If you have an interest in the future of SCH, I would encourage you to conduct a face to face with the CEO, Dr. and or the board chair. They cannot address our concerns unless we make them known. It is our future healthcare in the county we are talking about and the patient must be at the center of the concern. Attend the next hospital board meeting. The agenda is published before hand in the Memphis Democrat.
In the mid nineteen hundred a push was on for all small rural hospitals to go strictly regional at that time I put some personal appeals to paper and I think they are equally sound today.
Sincerely, Brenda Wilson, R.N.
Scotland County Tax Payer
“Dear Brother and Sister Bigger 1900-2000”
I have long envied your vast wealth of knowledge.

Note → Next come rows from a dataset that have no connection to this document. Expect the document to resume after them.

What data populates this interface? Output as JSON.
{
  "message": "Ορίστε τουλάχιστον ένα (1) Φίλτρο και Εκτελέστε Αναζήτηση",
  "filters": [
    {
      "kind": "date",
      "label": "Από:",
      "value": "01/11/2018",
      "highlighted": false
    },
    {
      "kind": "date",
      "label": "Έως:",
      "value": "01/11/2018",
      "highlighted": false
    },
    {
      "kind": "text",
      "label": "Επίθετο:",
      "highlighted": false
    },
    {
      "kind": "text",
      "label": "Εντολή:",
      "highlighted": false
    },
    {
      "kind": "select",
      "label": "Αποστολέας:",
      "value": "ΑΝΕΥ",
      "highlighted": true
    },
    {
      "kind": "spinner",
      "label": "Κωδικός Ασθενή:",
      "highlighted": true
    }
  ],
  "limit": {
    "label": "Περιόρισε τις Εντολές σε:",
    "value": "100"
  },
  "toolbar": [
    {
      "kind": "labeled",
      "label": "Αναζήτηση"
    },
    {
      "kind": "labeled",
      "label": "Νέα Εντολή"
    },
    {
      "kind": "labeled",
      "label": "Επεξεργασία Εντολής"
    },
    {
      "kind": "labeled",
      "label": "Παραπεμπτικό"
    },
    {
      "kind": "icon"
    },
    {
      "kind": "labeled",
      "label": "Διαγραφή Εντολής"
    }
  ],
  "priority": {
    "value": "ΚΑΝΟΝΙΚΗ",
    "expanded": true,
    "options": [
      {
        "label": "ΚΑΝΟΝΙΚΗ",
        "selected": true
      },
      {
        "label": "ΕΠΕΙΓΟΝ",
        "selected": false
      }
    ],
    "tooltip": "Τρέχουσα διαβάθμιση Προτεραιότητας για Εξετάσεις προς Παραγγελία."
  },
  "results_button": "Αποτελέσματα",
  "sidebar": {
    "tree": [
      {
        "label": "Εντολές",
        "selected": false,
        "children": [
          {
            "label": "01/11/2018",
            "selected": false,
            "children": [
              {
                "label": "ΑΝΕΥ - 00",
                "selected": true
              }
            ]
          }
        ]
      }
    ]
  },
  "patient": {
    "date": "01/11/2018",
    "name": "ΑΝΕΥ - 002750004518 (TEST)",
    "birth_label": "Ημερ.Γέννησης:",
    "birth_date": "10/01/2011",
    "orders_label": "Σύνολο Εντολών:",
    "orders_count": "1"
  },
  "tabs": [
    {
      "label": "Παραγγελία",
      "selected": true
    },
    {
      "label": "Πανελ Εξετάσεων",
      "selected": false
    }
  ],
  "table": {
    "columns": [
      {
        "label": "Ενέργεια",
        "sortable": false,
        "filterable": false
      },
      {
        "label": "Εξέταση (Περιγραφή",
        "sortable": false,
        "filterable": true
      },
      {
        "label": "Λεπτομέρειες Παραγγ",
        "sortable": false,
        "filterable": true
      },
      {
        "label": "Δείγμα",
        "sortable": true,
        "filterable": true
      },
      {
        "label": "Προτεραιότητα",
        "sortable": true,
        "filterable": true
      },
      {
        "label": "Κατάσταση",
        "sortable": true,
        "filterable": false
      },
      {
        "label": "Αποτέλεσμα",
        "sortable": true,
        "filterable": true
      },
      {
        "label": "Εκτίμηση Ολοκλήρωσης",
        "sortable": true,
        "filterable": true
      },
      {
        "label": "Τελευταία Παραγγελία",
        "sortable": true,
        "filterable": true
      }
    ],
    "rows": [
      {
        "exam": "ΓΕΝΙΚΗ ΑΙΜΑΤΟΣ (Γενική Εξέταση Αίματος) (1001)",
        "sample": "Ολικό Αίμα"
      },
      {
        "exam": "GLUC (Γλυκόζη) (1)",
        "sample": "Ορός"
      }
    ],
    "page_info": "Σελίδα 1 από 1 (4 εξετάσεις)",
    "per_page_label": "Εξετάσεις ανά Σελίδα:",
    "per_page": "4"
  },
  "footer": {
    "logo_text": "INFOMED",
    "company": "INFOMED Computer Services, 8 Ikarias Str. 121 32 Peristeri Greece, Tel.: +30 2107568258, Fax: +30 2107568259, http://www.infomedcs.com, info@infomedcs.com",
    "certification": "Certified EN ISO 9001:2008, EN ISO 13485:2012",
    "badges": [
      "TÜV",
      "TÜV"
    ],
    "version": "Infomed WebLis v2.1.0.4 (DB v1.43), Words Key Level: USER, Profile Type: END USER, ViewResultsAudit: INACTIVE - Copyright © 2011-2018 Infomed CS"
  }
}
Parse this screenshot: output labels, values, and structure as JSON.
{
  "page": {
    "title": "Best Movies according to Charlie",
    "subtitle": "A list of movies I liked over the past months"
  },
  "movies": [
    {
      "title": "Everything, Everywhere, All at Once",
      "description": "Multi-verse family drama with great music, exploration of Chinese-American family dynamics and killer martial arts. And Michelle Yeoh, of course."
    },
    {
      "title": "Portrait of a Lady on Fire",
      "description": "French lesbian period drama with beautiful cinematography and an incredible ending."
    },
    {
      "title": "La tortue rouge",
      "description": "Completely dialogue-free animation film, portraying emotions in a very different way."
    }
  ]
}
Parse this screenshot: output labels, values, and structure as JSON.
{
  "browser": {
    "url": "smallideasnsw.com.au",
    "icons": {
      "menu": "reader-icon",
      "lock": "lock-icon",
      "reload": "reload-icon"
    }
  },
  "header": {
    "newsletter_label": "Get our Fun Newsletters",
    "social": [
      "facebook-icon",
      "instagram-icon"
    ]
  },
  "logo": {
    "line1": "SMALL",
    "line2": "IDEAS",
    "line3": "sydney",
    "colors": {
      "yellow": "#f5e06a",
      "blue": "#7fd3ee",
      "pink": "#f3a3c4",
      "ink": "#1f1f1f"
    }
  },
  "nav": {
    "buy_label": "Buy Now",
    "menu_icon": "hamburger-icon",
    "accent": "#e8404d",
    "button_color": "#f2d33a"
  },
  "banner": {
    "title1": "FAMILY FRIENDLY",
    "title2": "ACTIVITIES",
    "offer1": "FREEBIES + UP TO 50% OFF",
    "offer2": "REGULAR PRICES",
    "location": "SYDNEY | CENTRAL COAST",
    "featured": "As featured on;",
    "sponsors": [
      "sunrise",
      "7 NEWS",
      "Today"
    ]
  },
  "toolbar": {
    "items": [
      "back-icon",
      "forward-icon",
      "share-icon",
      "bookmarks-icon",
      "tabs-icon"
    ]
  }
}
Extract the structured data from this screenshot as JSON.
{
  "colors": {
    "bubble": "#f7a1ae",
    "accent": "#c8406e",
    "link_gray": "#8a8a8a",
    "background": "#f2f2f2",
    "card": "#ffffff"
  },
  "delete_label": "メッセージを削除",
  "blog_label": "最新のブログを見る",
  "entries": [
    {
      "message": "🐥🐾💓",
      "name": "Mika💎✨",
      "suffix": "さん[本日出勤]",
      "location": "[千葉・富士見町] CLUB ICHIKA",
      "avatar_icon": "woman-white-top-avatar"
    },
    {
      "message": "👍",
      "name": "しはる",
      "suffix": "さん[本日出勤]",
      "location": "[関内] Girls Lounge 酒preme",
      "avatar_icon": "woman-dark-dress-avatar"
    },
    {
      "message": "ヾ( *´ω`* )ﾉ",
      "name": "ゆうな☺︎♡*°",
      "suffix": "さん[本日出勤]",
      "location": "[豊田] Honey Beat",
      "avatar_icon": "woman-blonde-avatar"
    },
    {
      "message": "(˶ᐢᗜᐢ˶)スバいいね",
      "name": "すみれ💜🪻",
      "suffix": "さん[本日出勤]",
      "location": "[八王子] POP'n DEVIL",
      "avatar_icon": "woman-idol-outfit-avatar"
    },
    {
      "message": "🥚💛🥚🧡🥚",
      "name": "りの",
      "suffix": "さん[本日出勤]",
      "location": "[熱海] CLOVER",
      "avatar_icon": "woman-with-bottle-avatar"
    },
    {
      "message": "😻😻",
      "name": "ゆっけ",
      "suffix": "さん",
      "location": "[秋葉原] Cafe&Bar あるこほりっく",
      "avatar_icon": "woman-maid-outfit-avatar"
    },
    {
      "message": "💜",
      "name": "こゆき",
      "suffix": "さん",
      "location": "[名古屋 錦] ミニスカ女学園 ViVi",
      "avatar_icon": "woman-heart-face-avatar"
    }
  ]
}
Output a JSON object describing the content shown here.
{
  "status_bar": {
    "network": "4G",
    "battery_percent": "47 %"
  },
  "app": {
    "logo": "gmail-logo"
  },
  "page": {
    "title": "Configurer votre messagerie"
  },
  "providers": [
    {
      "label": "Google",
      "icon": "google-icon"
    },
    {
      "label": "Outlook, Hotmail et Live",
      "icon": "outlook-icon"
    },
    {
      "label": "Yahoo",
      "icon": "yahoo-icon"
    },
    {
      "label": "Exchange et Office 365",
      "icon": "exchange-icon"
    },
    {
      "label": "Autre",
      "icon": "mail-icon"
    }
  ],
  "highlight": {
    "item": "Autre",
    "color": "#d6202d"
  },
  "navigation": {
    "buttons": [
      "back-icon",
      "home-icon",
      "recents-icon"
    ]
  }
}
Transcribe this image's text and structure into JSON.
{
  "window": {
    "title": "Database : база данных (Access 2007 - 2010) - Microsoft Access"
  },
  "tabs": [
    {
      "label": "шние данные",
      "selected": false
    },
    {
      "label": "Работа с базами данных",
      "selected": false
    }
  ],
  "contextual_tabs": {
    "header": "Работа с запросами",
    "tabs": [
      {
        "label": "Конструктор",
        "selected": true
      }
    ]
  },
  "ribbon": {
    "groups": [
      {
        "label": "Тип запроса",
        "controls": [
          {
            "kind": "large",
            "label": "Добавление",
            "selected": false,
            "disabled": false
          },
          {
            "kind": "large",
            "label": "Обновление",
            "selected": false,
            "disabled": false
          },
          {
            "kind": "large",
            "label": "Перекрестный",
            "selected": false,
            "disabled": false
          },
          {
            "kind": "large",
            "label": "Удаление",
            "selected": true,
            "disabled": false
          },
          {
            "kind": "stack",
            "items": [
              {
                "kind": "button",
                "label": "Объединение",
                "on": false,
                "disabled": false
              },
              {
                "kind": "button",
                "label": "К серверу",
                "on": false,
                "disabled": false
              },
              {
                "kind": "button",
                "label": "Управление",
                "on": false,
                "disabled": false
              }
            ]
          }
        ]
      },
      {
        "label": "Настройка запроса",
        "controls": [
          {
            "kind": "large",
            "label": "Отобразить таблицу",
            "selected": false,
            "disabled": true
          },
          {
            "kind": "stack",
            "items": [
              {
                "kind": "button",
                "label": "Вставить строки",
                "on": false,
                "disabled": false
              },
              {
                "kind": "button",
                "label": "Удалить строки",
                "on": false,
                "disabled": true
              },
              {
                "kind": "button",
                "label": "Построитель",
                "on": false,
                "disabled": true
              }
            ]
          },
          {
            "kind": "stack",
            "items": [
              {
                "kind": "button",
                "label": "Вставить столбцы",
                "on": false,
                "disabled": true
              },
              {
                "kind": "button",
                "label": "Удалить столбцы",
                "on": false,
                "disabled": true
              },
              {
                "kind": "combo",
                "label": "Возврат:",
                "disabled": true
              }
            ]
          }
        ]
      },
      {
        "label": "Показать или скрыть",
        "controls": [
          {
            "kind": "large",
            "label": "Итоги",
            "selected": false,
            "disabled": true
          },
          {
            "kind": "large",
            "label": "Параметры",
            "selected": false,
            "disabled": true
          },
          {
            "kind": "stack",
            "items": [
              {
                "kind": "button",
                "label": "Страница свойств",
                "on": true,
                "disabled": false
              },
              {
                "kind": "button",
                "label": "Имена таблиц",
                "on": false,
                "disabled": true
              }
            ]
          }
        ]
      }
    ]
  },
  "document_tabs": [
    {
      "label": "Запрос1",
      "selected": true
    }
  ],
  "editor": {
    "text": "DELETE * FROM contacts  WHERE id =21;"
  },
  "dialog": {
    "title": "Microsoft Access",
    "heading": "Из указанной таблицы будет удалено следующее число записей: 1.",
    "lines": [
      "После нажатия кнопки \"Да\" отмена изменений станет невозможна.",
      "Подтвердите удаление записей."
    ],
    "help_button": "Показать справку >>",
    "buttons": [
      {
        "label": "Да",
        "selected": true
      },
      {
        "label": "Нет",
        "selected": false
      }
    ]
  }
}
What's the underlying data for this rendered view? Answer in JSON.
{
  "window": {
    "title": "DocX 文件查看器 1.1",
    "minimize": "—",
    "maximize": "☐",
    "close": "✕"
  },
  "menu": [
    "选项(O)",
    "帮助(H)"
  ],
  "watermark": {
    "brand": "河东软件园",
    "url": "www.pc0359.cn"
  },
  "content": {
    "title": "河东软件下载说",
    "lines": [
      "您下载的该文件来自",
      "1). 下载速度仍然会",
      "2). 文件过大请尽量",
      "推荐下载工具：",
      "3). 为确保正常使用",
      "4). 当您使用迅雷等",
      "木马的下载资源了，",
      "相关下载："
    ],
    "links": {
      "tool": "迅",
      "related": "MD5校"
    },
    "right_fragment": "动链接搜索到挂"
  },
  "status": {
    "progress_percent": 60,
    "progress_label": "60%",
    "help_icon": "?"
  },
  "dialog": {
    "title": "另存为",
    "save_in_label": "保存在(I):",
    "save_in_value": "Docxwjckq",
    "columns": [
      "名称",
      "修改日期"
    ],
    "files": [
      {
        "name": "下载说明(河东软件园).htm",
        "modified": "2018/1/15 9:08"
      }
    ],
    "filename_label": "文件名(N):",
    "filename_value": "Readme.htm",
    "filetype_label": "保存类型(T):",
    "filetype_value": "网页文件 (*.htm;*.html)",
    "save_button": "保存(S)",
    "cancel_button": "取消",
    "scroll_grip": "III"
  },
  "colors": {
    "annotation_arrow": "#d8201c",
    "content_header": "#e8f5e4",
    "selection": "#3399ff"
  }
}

I’ve marveled at your halls teeming with new technology and been ever grateful when you have reached out with understanding compassion transcending miles to help hold the reaper at bay outside my door rather than let him snatch one more life from my grasp.
You have been a source of strength and hope in the heat of many battles although the lines are drawn on different fronts. You, constantly seeing newer, better, bigger, Ever stalking the elusive cure. Me providing my best with a familiar face, a gentle touch and at times standing between life and death that you might have the opportunity to further diagnose, treat and cure. Both of us pursuing health for our fellow man.
Today I stand with gloved hands at my throat and scalpel to my back. You, my mentor daring me to presume I might stand independently doing that which you’ve taught me and given me the means to do. I must ask you why? Is it numbers or dollars? Has our relationship degenerated so far, our focus on the cause become so dim that you would allow an outsider, someone not even in our battle, to convince you to mercilessly slay a smaller sibling and willingly sacrifice those who would not survive to reach you without me.
I would that the hands at my throat might once again be my strength and the scalpel at my back might swiftly and clearly sever the strings of greed and bureaucracy that puppeteer you so we might stand united again, each in our own field of battle, fighting against ignorance, pain, disease and death.